High sandstone walls with rifle towers rim the complex, which housed several dorms, a hospital, dining hall, commissary, and laundry facilities. The rocks were cut and hauled from local quaries and meticulously placed by the hands of.... you guessed it.... inmates. Building the walls of your own prison must be one of the more disheartening things a man can do with himself.

When the prison closed in 1973, the Department of Corrections transferred the property to the Idaho State Park system, which greatly benefitted the facility's preservation. Unlike many other historical prisons which were dismantled, looted, or simply fell victim to neglect, the facilities at the Idaho State Pen are in the same condition as the day the last prisoners left.

Many cells look as if the residents had just left for recreation time in the yard.... soda cans and cigarrette butts sit on makeshift card playing tables; toothbrushes and shaving razors stand in cups along the sinks. The only sign of abandonment is the peeling paint, although not to say it wasn't already peeling in 1973.

Throughout the prison are photographs and stories of some of the more notable inmates. Like Henry Wilmbusse, who served a life sentence for killing the judge who previously committed him to an insane asylum. The brief vignettes offer insight into the people who occupied the often violent and lawless western frontier.
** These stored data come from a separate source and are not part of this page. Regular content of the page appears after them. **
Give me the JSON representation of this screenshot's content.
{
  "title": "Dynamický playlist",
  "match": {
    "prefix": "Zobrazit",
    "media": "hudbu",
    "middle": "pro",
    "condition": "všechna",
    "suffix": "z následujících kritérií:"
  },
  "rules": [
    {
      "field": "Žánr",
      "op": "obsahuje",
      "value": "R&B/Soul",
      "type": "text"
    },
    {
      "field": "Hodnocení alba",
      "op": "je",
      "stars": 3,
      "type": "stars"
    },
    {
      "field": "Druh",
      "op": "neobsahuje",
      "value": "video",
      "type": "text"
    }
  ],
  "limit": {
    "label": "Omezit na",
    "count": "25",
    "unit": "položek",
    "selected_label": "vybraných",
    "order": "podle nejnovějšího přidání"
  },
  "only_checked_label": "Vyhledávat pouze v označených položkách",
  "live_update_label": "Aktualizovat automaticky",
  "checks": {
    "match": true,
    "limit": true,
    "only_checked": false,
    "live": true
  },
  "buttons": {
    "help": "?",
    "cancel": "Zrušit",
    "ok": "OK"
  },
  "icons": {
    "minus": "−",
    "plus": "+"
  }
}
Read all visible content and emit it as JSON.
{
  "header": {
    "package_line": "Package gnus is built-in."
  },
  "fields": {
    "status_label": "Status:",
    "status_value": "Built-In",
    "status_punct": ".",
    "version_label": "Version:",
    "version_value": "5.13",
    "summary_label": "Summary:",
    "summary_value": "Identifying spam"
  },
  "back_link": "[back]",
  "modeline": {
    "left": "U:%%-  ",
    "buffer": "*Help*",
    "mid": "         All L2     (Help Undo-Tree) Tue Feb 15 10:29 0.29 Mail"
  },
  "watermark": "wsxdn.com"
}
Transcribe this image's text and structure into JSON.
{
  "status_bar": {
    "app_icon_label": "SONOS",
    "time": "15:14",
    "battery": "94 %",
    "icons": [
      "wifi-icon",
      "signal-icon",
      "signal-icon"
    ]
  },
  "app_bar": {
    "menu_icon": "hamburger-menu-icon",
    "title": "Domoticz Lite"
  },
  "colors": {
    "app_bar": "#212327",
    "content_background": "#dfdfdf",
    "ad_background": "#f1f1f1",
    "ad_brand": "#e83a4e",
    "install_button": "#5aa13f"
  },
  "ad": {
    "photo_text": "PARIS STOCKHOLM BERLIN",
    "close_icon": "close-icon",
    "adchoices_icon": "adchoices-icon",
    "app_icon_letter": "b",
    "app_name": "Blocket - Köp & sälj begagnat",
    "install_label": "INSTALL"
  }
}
Scattered among the many cattle thieves and bank robbers are stories of the 200 women prisoners who served time at the prison. Like Mary Mills, Idaho's own "Typhoid Mary", sentenced for spreading VD. In the early days of the prison, women were actually mixed in with the men. Of course, predictable problems ensued, and so a womens dorm was built in 1905.

Even though the cells are empty and the washing machines sit idle and the only residents are the quiet ghosts of former inmates, it isn't difficult to imagine the constant commotion and clatter of when 600 prisoners occupied the prison. The best part of the visit: walking out the front gate, freely and without impedence, an event the 13,000 inmates of the Idaho State Penitentiary could only dream about.